Why is Standish of interest to lenders?
Over recent years, financial institutions and the courts have seen increasingly frequent and inventive attempts on the part of borrowers to mitigate their own financial hardship by pursuing allegations against their lenders (often without merit) of some sort of misconduct or mistreatment. The Standish case was one such attempt and it is likely to be of interest and use for lenders, both in respect of the clear and firm message that it sends in respect of attempts to imply contractual and equitable duties on the part of lenders, and in relation to the tactical lessons that can be learned.
What happened in the case?
The claimants were shareholders in a company which had, in 2009, secured lending over its properties in favour of the bank. When the company breached a financial covenant in one of its loan agreements, the facility was restructured to include new terms, one of which was the transfer of a percentage of the company’s share capital to a subsidiary of the bank. The company’s financial difficulties continued and it was eventually sold in 2015. The claimants then brought proceedings against the bank, alleging that it had unlawfully conspired to maximise its own shareholding in the company and to minimise that of the claimants by breaching duties of good faith and/or equitable duties which were imposed by an over-arching implied “Customer Agreement”. The defendant applied to strike out the claim.
Strike out is not an easy option. It is governed by Civil Procedure Rule 3.4 (2) (a), which provides that the court may strike out a claim or defence if it discloses no reasonable grounds for bringing or defending the claim. That is a high bar and means that, for a strike out application to succeed, the court must be certain that the claim or defence respectively is bound to fail.
In this case, the claim was bound to fail, and it was therefore struck out.
What are the legal and tactical lessons for lenders?
The High Court acknowledged that contracts may arise by implication. However, in reliance on various authorities , it noted that contacts and terms will not be implied lightly and indeed there is a ‘necessity test’.

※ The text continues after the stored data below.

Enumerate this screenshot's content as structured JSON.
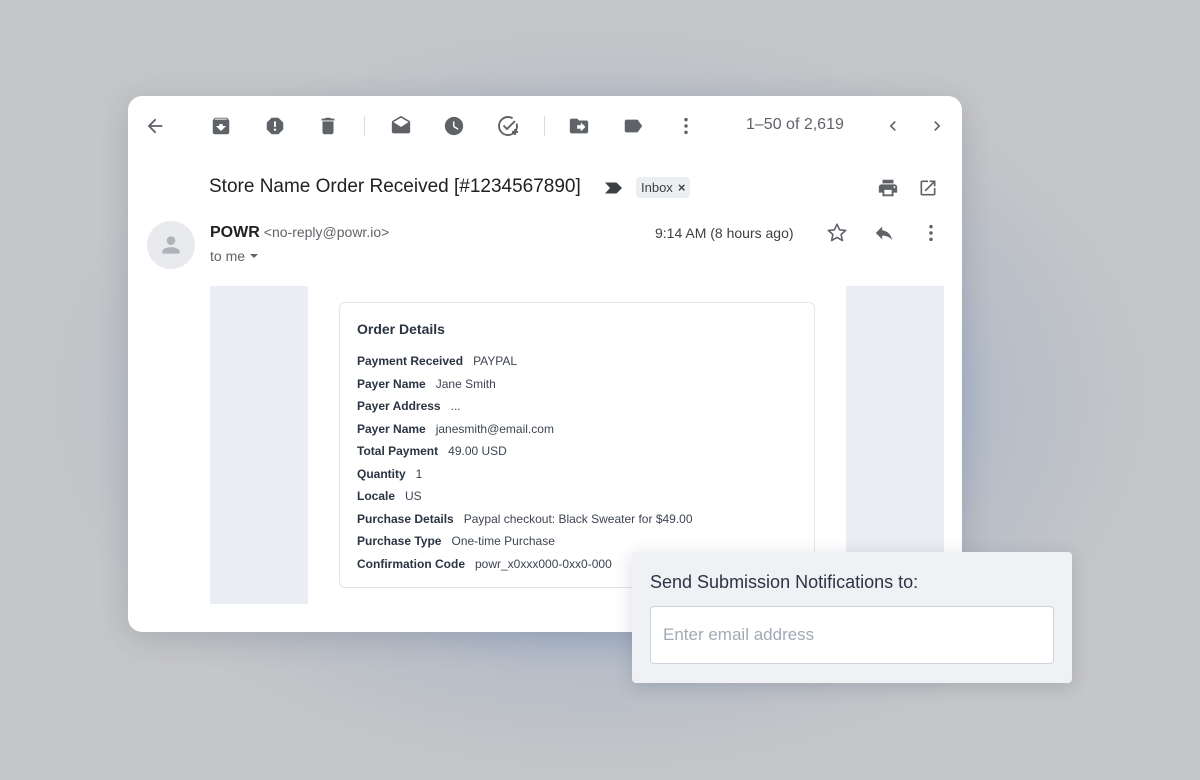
{
  "toolbar": {
    "icons": [
      "back-arrow-icon",
      "archive-icon",
      "report-spam-icon",
      "delete-icon",
      "mark-unread-icon",
      "snooze-icon",
      "add-task-icon",
      "move-to-icon",
      "label-icon",
      "more-vert-icon"
    ],
    "pager": "1–50 of 2,619"
  },
  "email": {
    "subject": "Store Name Order Received [#1234567890]",
    "label": "Inbox",
    "label_remove": "×",
    "sender_name": "POWR",
    "sender_email": "<no-reply@powr.io>",
    "recipient": "to me",
    "time": "9:14 AM (8 hours ago)"
  },
  "order": {
    "title": "Order Details",
    "rows": [
      {
        "key": "Payment Received",
        "value": "PAYPAL"
      },
      {
        "key": "Payer Name",
        "value": "Jane Smith"
      },
      {
        "key": "Payer Address",
        "value": "..."
      },
      {
        "key": "Payer Name",
        "value": "janesmith@email.com"
      },
      {
        "key": "Total Payment",
        "value": "49.00 USD"
      },
      {
        "key": "Quantity",
        "value": "1"
      },
      {
        "key": "Locale",
        "value": "US"
      },
      {
        "key": "Purchase Details",
        "value": "Paypal checkout: Black Sweater for $49.00"
      },
      {
        "key": "Purchase Type",
        "value": "One-time Purchase"
      },
      {
        "key": "Confirmation Code",
        "value": "powr_x0xxx000-0xx0-000"
      }
    ]
  },
  "notify": {
    "title": "Send Submission Notifications to:",
    "placeholder": "Enter email address",
    "value": ""
  }
}
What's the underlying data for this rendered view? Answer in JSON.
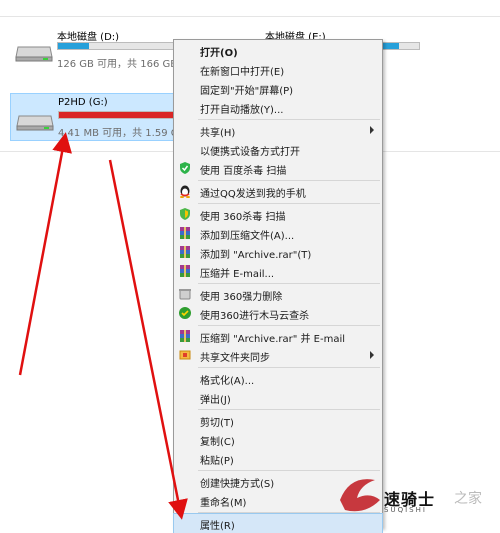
{
  "drives": {
    "d": {
      "name": "本地磁盘 (D:)",
      "info": "126 GB 可用，共 166 GB",
      "fill_fraction": 0.24,
      "bar_color": "#26a0da"
    },
    "e": {
      "name": "本地磁盘 (E:)",
      "fill_fraction": 0.45,
      "bar_color": "#26a0da"
    },
    "g": {
      "name": "P2HD (G:)",
      "info": "4.41 MB 可用，共 1.59 G",
      "fill_fraction": 0.99,
      "bar_color": "#da2626"
    }
  },
  "menu": {
    "items": [
      {
        "label": "打开(O)",
        "bold": true
      },
      {
        "label": "在新窗口中打开(E)"
      },
      {
        "label": "固定到\"开始\"屏幕(P)"
      },
      {
        "label": "打开自动播放(Y)..."
      },
      {
        "label": "共享(H)",
        "submenu": true
      },
      {
        "label": "以便携式设备方式打开"
      },
      {
        "label": "使用 百度杀毒 扫描",
        "icon": "baidu-shield-icon"
      },
      {
        "label": "通过QQ发送到我的手机",
        "icon": "qq-penguin-icon"
      },
      {
        "label": "使用 360杀毒 扫描",
        "icon": "360-shield-icon"
      },
      {
        "label": "添加到压缩文件(A)...",
        "icon": "winrar-icon"
      },
      {
        "label": "添加到 \"Archive.rar\"(T)",
        "icon": "winrar-icon"
      },
      {
        "label": "压缩并 E-mail...",
        "icon": "winrar-icon"
      },
      {
        "label": "使用 360强力删除",
        "icon": "360-delete-icon"
      },
      {
        "label": "使用360进行木马云查杀",
        "icon": "360-trojan-icon"
      },
      {
        "label": "压缩到 \"Archive.rar\" 并 E-mail",
        "icon": "winrar-icon"
      },
      {
        "label": "共享文件夹同步",
        "icon": "folder-sync-icon",
        "submenu": true
      },
      {
        "label": "格式化(A)..."
      },
      {
        "label": "弹出(J)"
      },
      {
        "label": "剪切(T)"
      },
      {
        "label": "复制(C)"
      },
      {
        "label": "粘贴(P)"
      },
      {
        "label": "创建快捷方式(S)"
      },
      {
        "label": "重命名(M)"
      },
      {
        "label": "属性(R)"
      }
    ]
  },
  "colors": {
    "annotation_arrow": "#e01010",
    "selection": "#cce8ff"
  },
  "watermark": {
    "text": "速骑士",
    "sub": "SUQISHI",
    "suffix": "之家"
  }
}
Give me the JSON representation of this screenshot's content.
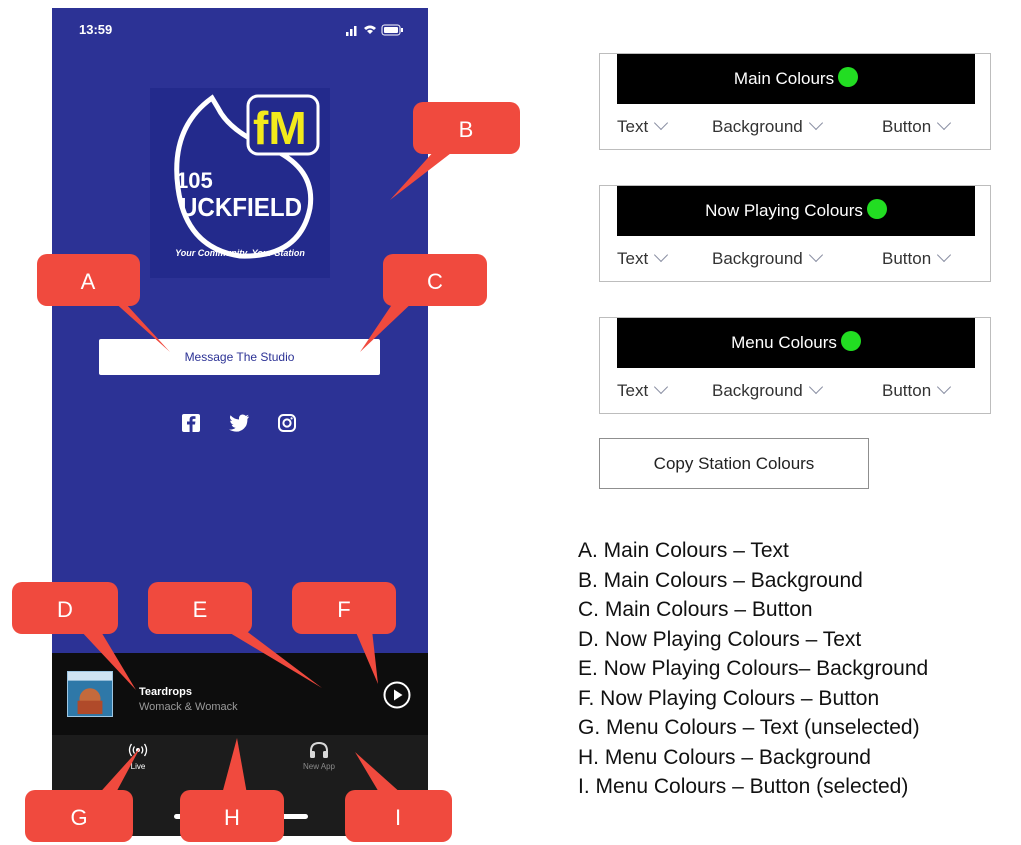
{
  "phone": {
    "time": "13:59",
    "logo_text_fm": "fM",
    "logo_text_105": "105",
    "logo_text_name": "UCKFIELD",
    "tagline": "Your Community, Your Station",
    "message_button": "Message The Studio",
    "social": [
      "facebook-icon",
      "twitter-icon",
      "instagram-icon"
    ],
    "now_playing": {
      "title": "Teardrops",
      "artist": "Womack & Womack"
    },
    "tabs": [
      {
        "label": "Live",
        "icon": "broadcast-icon"
      },
      {
        "label": "New App",
        "icon": "headphones-icon"
      }
    ],
    "colors": {
      "background": "#2c3295",
      "now_playing_bg": "#0d0d0d",
      "menu_bg": "#1c1c1c",
      "logo_accent": "#f2ea1c"
    }
  },
  "callouts": [
    "A",
    "B",
    "C",
    "D",
    "E",
    "F",
    "G",
    "H",
    "I"
  ],
  "panels": [
    {
      "title": "Main Colours",
      "text": "Text",
      "background": "Background",
      "button": "Button"
    },
    {
      "title": "Now Playing Colours",
      "text": "Text",
      "background": "Background",
      "button": "Button"
    },
    {
      "title": "Menu Colours",
      "text": "Text",
      "background": "Background",
      "button": "Button"
    }
  ],
  "copy_button": "Copy Station Colours",
  "legend": [
    "A. Main Colours – Text",
    "B. Main Colours – Background",
    "C. Main Colours – Button",
    "D. Now Playing Colours – Text",
    "E. Now Playing Colours– Background",
    "F. Now Playing Colours – Button",
    "G. Menu Colours – Text (unselected)",
    "H. Menu Colours – Background",
    "I. Menu Colours – Button (selected)"
  ],
  "accent_colors": {
    "callout": "#f04a3e",
    "status_dot": "#22dd22"
  }
}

In this case, the alleged implied Customer Agreement failed the necessity test. There was no need for such an agreement to be implied because the parties’ relationship was already governed by express detailed loan agreements. The High Court therefore held that the implied Customer Agreement was a “completely artificial construct that [was] divorced from the commercial realities of the dealings between the parties”.
The claimants alternatively attempted to rely on the case of Medforth v Blake , alleging both that a mortgagee owes equitable duties of good faith whether or not it is in possession; and that their claim in that regard should be allowed to proceed on the basis that this was a “developing area of law”. The court rejected those submissions entirely. It held that the Medforth case could be distinguished. It was a case concerned specifically with the equity of redemption and it was impossible to extrapolate from that a wide-ranging proposition as to implied duties on the part of a lender merely because it happened to have a mortgage over land but had not exercised or even threatened to exercise that security. Furthermore, it could not be said that this was a developing area of law when the Medforth case was a Court of Appeal decision from nearly twenty years ago that had not incited any principle debate or litigation in the intervening period.
Lenders will be reassured that all of the borrower’s various attempts to impose implied liability on its lender were given short shrift. Lenders should therefore be able to rely on Standish to robustly rebut any similar allegations raised against them in future cases.
Lenders should also note that, despite the high bar, going on the offensive with an application for early strike out can be a very efficient and effective means of defending an unmeritorious claim. Whenever a lender is faced with a claim which is legally a stretch, it should seek urgent advice from a specialist litigator as to the various tactical responses (of which strike out is just one) which might be open to it.